Re: Tested 11g OLTP compression and found rather serious issue

From: Mark D Powell <Mark.Powell_at_eds.com>
Date: Fri, 31 Jul 2009 13:03:36 -0700 (PDT)
Message-ID: <461dfcc2-bbbb-4f5b-bebe-ce8f691df63f_at_j21g2000yqe.googlegroups.com>



On Jul 31, 12:59 pm, joel garry <joel-ga..._at_home.com> wrote:
> On Jul 31, 6:46 am, Mark D Powell <Mark.Pow..._at_eds.com> wrote:
>
>
>
>
>
> > On Jul 31, 5:02 am, "Tamkat..._at_gmail.com" <tamkat..._at_gmail.com> wrote:
>
> > > Oh, I forgot this important info, regret :
>
> > > SQL> select * from v$version;
>
> > > BANNER
> > > ---------------------------------------------------------------------------­­-----
> > > Oracle Database 11g Enterprise Edition Release 11.1.0.7.0 - Production
> > > PL/SQL Release 11.1.0.7.0 - Production
> > > CORE    11.1.0.7.0      Production
> > > TNS for 32-bit Windows: Version 11.1.0.7.0 - Production
> > > NLSRTL Version 11.1.0.7.0 - Production
>
> > > - Kenneth Koenraadt
>
> > Ken, I do not know how table compression works on 11g but when first
> > introduced if you updated a row in a compressed table Oracle stored
> > the updated row back in uncompressed format.  Compression was
> > suggested for tables what had little to no update activity.  Your
> > results could be partially due to migrated rows if no enhancement to
> > recompress the row was not added in 11g.
>
> > Interested in any updates you come up with.
>
> > HTH -- Mark D Powell --
>
> Of course, I have no idea how this really works, but see metalink
> Note: 466362.1
>
> "As an example on what would happen when inserting into block that is
> part of a compressed table,  the cycle would be like :
>
> - The block is empty and available for inserts.
> - When you start inserting into this block, data is stored in an
> uncompressedformat (like for uncompressed tables).
> - However, as soon as you reach the PCTFREE of that block, the data is
> automatically compressed, potentially reducing the
>   space it originally occupied.
> - This allows for new uncompressed inserts to take place in the same
> block, until PCTFREE is reached again.
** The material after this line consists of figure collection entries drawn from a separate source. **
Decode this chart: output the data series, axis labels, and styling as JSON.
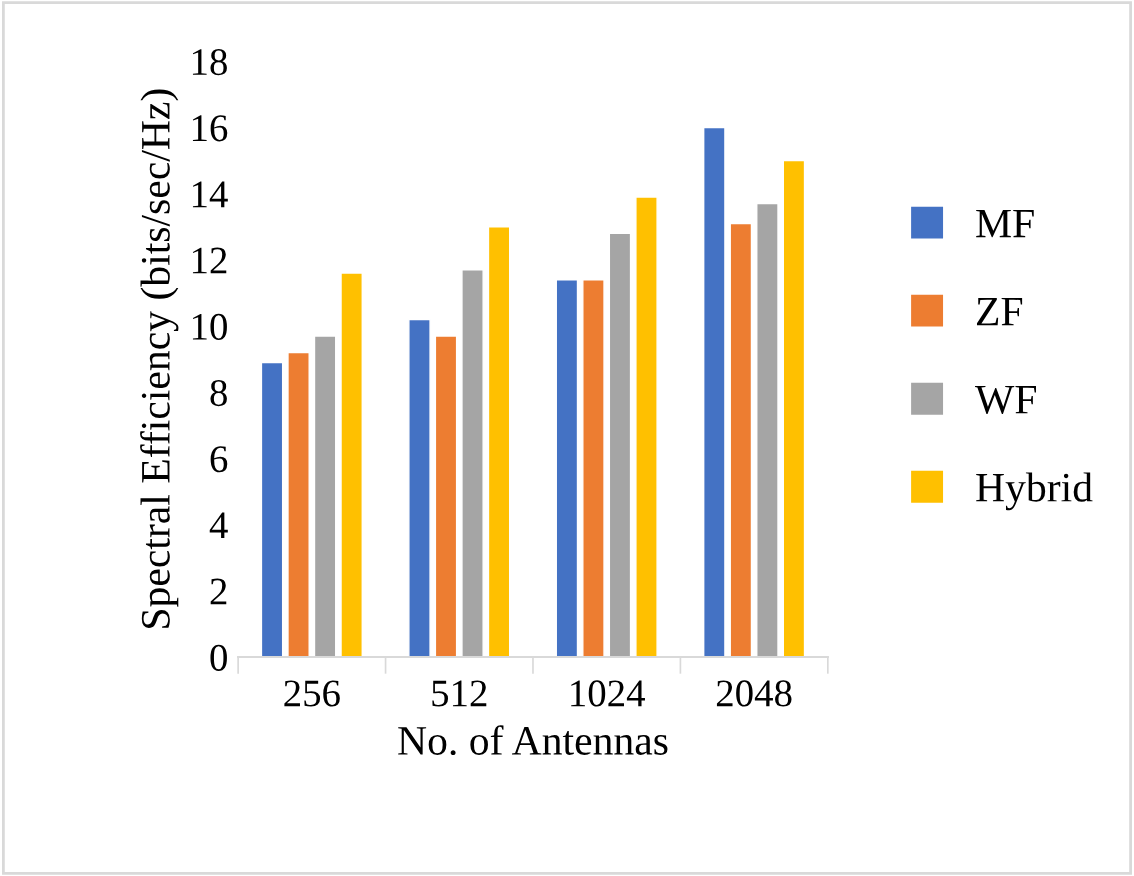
{
  "chart_data": {
    "type": "bar",
    "xlabel": "No. of Antennas",
    "ylabel": "Spectral Efficiency (bits/sec/Hz)",
    "categories": [
      "256",
      "512",
      "1024",
      "2048"
    ],
    "series": [
      {
        "name": "MF",
        "color": "#4472c4",
        "values": [
          8.9,
          10.2,
          11.4,
          16.0
        ]
      },
      {
        "name": "ZF",
        "color": "#ed7d31",
        "values": [
          9.2,
          9.7,
          11.4,
          13.1
        ]
      },
      {
        "name": "WF",
        "color": "#a5a5a5",
        "values": [
          9.7,
          11.7,
          12.8,
          13.7
        ]
      },
      {
        "name": "Hybrid",
        "color": "#ffc000",
        "values": [
          11.6,
          13.0,
          13.9,
          15.0
        ]
      }
    ],
    "ylim": [
      0,
      18
    ],
    "yticks": [
      0,
      2,
      4,
      6,
      8,
      10,
      12,
      14,
      16,
      18
    ],
    "grid": false,
    "legend": "right"
  }
}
At that point
>   compression is triggered again to reduce space occupation in the
> block."
>
> So I'm wondering if either there is a bug, or Kenneth has some
> combination of PCTFREE and compressible data that doesn't trigger the
> compression with the particular pattern of updating - since each row
> is adding only one byte, the additional length is only the number of
> rows in the block, and the wasted space below PCTFREE on the original
> load is less than that (assuming a row inserted originally that would
> go over PCTFREE winds up in the next block).  I'm also wondering what
> the first update of object_id=object_id actually does.
>
> Again, this is all speculation, but suggests experiments that could be
> verified with tracing and block dumps, especially my assumptions,
> which may be saying the last line of the quote from metalink is
> misleading.  If that line is not misleading, this would imply the
> update works completely differently than the insert which jams as much
> as possible in the block under PCTFREE, and any large proportion of
> updates would necessarily explode in size with massive chaining -
> which would seem to say the docs lie about the applicability of this
> feature to OLTP:http://download.oracle.com/docs/cd/B28359_01/server.111/b28318/schema...
> Even though it does say this should only be used on data that isn't
> changing much, what a weasel line.
>
> That's probably unfair, I think what the docs should be making clear
> is the feature is to be used for the parts of OLTP systems that have
> settled down and aren't being updated any more, which in the past
> would be archived out.  Now you'd probably do something like move the
> data into compressed partitions or tablespaces, depending on options.
> This could make a simple app upgrade that simply adds a column or
> something into a huge undertaking.
>
> jg
> --
> _at_home.com is bogus.
> So, how long do you need data?http://www3.signonsandiego.com/stories/2009/jul/31/1m31plane001745-ww...- Hide quoted text -
>
> - Show quoted text -

Interesting comments JG. It would seem from Ken's work so far that OLTP compression might be suitable only for static tables and perhaps audit history tables where the DML activity consists only of inserts of new audit/history data.